Neil's News


23 December 2011

[Dart logo] Last week I ported my Diff Match Patch library[?] to Dart[?]. (Although the port is complete, it won't get released until after the holidays due to all my code reviewers being with their families.) One of the major stumbling blocks I ran into was Dart's lack of encodeURI/decodeURI functions to turn text into characters that are safe to use in a URL. Obviously I had to write my own functions. No big deal. How hard can it be to look up the character code for '@', do a hexadecimal conversion and return '%40'? Turns out that the format is much more complicated than this.

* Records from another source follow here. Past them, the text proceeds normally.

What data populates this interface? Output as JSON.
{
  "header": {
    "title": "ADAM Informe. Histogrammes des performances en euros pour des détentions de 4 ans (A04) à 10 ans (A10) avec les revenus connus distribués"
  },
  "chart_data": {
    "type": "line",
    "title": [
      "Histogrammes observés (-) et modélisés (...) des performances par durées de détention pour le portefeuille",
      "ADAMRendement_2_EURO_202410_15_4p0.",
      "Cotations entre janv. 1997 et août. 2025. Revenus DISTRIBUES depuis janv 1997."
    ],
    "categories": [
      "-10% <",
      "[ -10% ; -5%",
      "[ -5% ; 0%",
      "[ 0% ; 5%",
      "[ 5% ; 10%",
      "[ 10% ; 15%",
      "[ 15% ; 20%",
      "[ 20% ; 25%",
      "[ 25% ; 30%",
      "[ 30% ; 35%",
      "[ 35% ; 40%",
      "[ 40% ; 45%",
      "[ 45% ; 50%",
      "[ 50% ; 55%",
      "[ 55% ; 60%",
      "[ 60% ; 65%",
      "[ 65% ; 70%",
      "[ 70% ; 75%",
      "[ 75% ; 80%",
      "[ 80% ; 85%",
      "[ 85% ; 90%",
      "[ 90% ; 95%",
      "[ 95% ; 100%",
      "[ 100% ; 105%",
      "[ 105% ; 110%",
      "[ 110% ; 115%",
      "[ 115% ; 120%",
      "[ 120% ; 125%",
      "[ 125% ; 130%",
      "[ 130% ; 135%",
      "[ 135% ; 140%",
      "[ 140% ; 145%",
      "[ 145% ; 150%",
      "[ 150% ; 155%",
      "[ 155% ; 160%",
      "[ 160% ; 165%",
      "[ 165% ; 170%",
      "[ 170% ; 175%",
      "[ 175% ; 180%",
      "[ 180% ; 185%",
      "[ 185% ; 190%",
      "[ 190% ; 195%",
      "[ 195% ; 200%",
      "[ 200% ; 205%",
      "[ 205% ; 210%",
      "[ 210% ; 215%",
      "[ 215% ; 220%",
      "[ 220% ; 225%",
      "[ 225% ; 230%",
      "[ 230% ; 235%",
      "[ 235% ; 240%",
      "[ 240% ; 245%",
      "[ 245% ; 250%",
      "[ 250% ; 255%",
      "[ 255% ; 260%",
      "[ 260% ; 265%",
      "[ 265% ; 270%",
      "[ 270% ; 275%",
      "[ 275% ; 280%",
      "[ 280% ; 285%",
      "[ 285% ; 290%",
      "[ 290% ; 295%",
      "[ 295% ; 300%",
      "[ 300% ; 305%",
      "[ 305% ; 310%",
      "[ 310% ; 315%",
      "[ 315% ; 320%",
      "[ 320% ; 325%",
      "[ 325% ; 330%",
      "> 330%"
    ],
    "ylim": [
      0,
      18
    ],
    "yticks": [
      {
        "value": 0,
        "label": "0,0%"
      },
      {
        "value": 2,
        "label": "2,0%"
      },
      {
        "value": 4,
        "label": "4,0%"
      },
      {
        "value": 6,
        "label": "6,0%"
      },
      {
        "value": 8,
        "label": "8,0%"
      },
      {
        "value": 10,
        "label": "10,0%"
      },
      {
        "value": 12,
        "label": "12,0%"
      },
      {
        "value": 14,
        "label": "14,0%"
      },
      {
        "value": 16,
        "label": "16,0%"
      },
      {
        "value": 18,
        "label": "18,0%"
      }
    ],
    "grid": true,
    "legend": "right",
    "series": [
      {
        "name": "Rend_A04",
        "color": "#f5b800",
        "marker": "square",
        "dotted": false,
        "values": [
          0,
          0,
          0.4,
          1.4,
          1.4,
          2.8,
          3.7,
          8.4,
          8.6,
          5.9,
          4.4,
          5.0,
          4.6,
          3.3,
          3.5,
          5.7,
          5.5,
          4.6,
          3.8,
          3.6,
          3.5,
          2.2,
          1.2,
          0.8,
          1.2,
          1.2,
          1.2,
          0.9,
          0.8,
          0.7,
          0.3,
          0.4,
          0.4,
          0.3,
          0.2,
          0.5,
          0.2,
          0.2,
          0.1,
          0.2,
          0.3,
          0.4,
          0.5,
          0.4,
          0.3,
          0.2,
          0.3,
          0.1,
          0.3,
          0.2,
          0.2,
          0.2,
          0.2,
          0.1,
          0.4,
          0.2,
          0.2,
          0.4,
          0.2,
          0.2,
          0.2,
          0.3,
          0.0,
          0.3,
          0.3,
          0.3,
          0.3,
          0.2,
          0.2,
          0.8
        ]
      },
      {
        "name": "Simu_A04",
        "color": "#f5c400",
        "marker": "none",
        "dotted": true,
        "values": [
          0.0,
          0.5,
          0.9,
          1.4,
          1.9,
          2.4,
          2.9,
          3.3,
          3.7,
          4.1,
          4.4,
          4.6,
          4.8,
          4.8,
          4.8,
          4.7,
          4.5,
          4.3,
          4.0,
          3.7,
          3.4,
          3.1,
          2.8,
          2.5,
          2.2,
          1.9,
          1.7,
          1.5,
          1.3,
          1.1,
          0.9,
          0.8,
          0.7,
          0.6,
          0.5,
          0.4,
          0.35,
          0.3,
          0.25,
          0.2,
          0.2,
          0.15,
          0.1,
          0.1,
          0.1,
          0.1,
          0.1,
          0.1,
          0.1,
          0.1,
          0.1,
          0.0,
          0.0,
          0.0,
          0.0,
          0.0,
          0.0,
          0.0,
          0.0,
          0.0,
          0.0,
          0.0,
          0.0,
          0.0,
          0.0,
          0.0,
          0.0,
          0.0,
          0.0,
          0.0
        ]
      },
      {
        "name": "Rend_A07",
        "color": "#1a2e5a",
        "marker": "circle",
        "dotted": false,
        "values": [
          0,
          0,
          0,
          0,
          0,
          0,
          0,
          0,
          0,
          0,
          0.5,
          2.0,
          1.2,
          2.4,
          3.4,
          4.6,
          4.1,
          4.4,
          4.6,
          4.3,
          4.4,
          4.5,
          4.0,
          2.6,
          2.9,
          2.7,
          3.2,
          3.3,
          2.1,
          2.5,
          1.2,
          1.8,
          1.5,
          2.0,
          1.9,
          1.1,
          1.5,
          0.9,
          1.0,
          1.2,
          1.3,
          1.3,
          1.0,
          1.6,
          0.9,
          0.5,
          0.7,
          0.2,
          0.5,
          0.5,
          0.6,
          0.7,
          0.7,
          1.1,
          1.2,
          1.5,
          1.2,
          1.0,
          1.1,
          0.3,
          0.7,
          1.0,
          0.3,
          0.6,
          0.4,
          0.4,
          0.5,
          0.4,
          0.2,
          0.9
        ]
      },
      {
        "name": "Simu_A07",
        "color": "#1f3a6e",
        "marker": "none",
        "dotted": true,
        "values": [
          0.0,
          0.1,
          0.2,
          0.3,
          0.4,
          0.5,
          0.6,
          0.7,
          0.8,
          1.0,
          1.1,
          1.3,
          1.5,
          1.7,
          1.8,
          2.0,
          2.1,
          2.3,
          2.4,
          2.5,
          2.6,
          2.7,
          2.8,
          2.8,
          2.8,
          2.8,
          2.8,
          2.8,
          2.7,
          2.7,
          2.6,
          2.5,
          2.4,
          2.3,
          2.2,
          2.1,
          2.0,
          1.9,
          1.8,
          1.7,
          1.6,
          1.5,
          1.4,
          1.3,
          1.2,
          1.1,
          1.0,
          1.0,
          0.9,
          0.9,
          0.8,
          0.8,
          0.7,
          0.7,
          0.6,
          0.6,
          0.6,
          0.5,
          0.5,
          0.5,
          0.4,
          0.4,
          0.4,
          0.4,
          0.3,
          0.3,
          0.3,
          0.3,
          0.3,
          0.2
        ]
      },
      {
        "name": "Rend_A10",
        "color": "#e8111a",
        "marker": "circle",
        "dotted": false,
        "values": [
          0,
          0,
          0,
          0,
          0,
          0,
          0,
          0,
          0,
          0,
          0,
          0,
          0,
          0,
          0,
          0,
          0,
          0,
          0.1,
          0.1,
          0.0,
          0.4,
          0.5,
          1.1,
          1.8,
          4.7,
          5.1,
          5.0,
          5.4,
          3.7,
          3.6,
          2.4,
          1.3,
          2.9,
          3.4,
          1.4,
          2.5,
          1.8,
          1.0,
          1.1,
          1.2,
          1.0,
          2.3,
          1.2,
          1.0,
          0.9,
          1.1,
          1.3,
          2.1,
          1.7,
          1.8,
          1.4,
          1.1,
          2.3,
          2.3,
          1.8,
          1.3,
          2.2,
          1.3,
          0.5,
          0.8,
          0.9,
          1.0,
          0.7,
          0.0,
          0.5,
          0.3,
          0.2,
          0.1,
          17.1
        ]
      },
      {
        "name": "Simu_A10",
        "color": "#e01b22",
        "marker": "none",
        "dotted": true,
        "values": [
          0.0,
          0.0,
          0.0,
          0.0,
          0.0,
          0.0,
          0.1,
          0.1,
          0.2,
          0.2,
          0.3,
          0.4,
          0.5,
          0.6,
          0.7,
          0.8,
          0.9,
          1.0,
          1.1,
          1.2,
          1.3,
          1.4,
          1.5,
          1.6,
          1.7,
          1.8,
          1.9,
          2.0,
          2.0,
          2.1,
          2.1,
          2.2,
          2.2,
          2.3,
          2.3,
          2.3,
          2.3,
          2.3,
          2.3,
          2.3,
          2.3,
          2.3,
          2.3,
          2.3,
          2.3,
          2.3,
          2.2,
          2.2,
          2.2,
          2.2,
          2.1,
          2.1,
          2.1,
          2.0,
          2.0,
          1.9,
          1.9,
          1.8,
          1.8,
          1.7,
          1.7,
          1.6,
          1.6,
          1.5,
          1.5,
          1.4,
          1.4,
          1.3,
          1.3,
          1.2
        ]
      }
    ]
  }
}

Two-digit hex codes only get you to character 127 (the top-most bit must be 0). Beyond this one needs to switch to four and six-digit codes to reach 65k Unicode characters -- all of which must be encoded in UTF-8's bit scheme. Beyond even this, one needs to switch to eight-digit Unicode surrogate pairs to reach an additional one million Unicode characters.

  • %40 → 0x40 → @
  • %DA%80 → 0x680 → ڀ
  • %E3%81%86 → 0x3046 → う
  • %F0%A0%A4%80 → 0xD842,0xDD00 → 𠤀

Here's the resulting code and the unit tests:

After showing my solution to the Dart team they asked me to submit it into their core library so that nobody else has to go through what I went through. Dart is shaping up to be a really great language. Although it's not ready for serious use right now, it is great to be able to help shape a language that's going to be one of the pillars of web programming within a few years.

Update: encodeUri/decodeUri are now included with Dart. Use the Uri class.